House Speaker James Amann, the leader of the 107-member House Democratic caucus, described the Senate proposal as "a very reasonable plan" that covered common ground with the House. Further details on the House plan, including reducing costs and promoting preventive care, will be unveiled Feb. 5. But Amann said he needs more details on how the state would pay for the coverage in the Senate Democrats' plan.
"That's the big $450 million question," Amann said. "It's great if we can find the $450 million the first year. [But], you might spend $500 [million] the second year and $550 [million] the next year."
Noting that the Senate Democrats did not call for universal coverage, Amann reiterated his statements that legislators likely cannot solve all health problems in one year and should focus on expanding coverage for children this year by expanding the already-existing HUSKY program.
"We have the wheel," Amann said. "We don't have to reinvent the wheel.

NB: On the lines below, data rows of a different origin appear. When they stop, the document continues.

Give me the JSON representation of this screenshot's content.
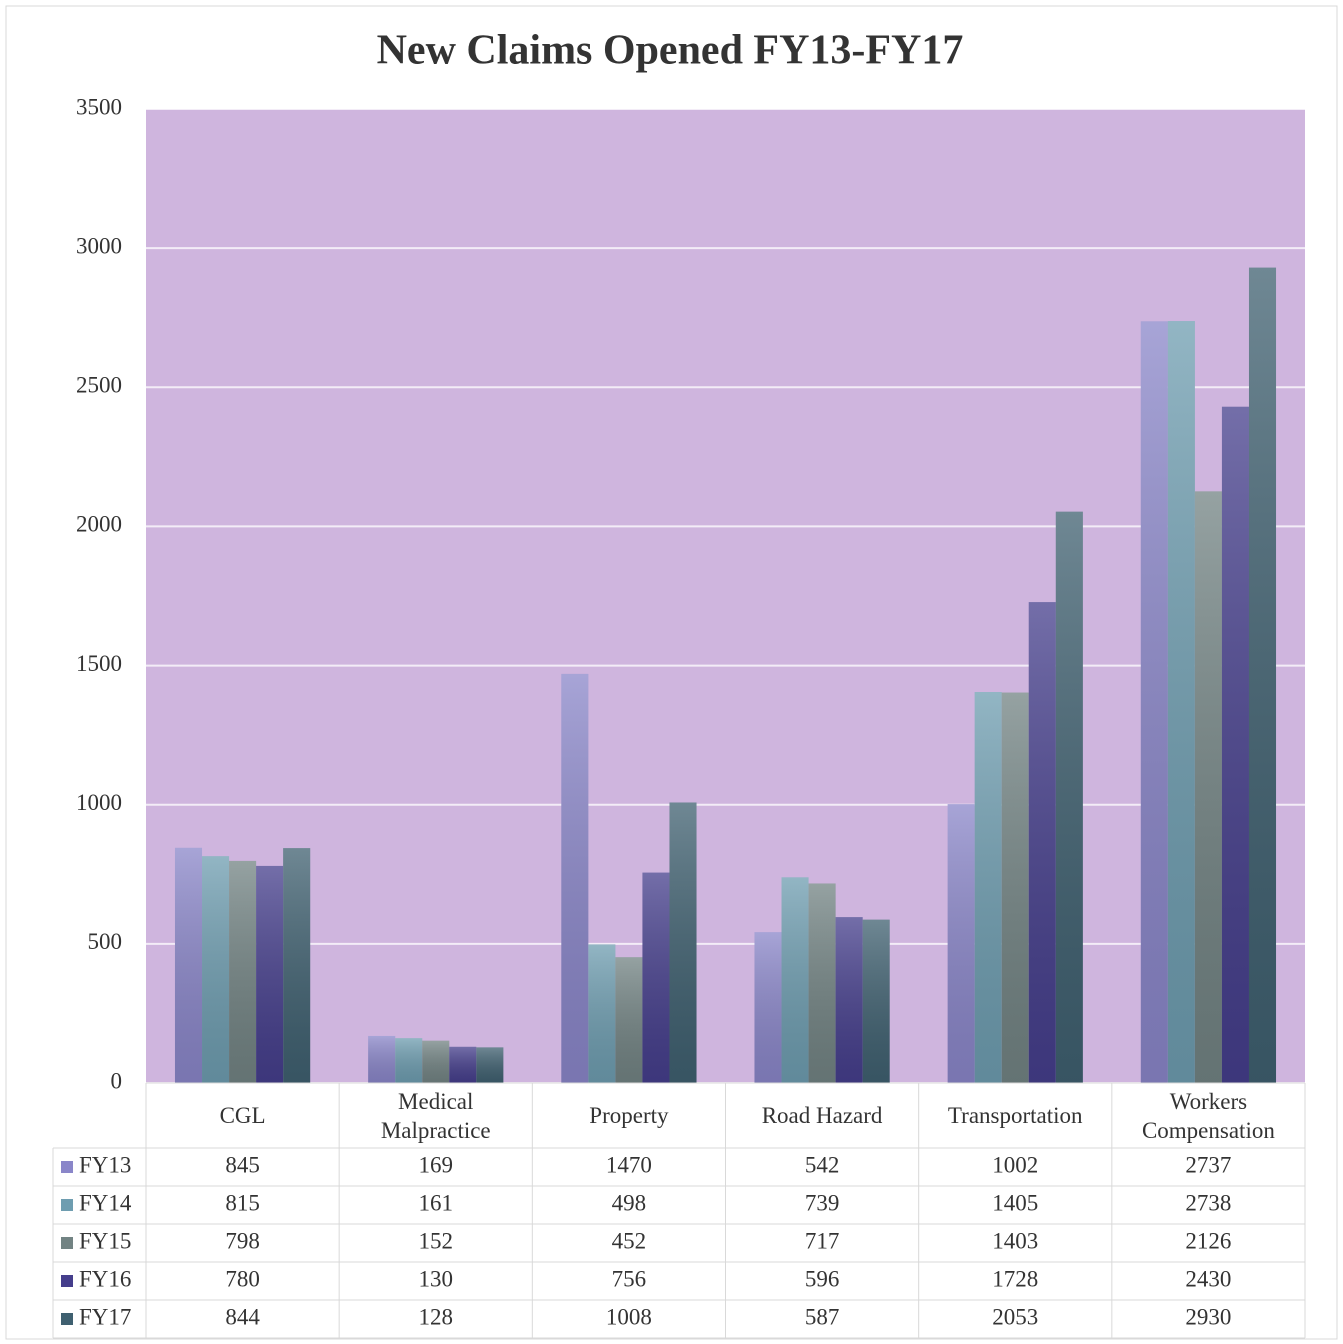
{
  "chart_data": {
    "type": "bar",
    "title": "New Claims Opened FY13-FY17",
    "categories": [
      "CGL",
      "Medical Malpractice",
      "Property",
      "Road Hazard",
      "Transportation",
      "Workers Compensation"
    ],
    "series": [
      {
        "name": "FY13",
        "color": "#8a86c9",
        "values": [
          845,
          169,
          1470,
          542,
          1002,
          2737
        ]
      },
      {
        "name": "FY14",
        "color": "#6e9db0",
        "values": [
          815,
          161,
          498,
          739,
          1405,
          2738
        ]
      },
      {
        "name": "FY15",
        "color": "#728383",
        "values": [
          798,
          152,
          452,
          717,
          1403,
          2126
        ]
      },
      {
        "name": "FY16",
        "color": "#453e8c",
        "values": [
          780,
          130,
          756,
          596,
          1728,
          2430
        ]
      },
      {
        "name": "FY17",
        "color": "#3f6070",
        "values": [
          844,
          128,
          1008,
          587,
          2053,
          2930
        ]
      }
    ],
    "ylim": [
      0,
      3500
    ],
    "yticks": [
      0,
      500,
      1000,
      1500,
      2000,
      2500,
      3000,
      3500
    ],
    "grid": true,
    "plot_background": "#cfb5de"
  }
}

We have to invest in the wheel."
Without providing details on how the Senate plan would be financed, Williams said he was not ruling out anything - including a tax increase.
Patrick Scully, a spokesman for the Senate Democrats, said the proposal is markedly better than Rell's plan that calls for $3,000-per-year premiums that he described as unaffordable for many families.
"Her plan isn't a plan. It's a wish," Scully said. "She's assuming HMOs will come forward and say they'll do it for $250 a month. There's no indication that that's going to happen. If an HMO is willing to do that, why wouldn't they be doing that now?
Reprinted with permission of the Hartford Courant.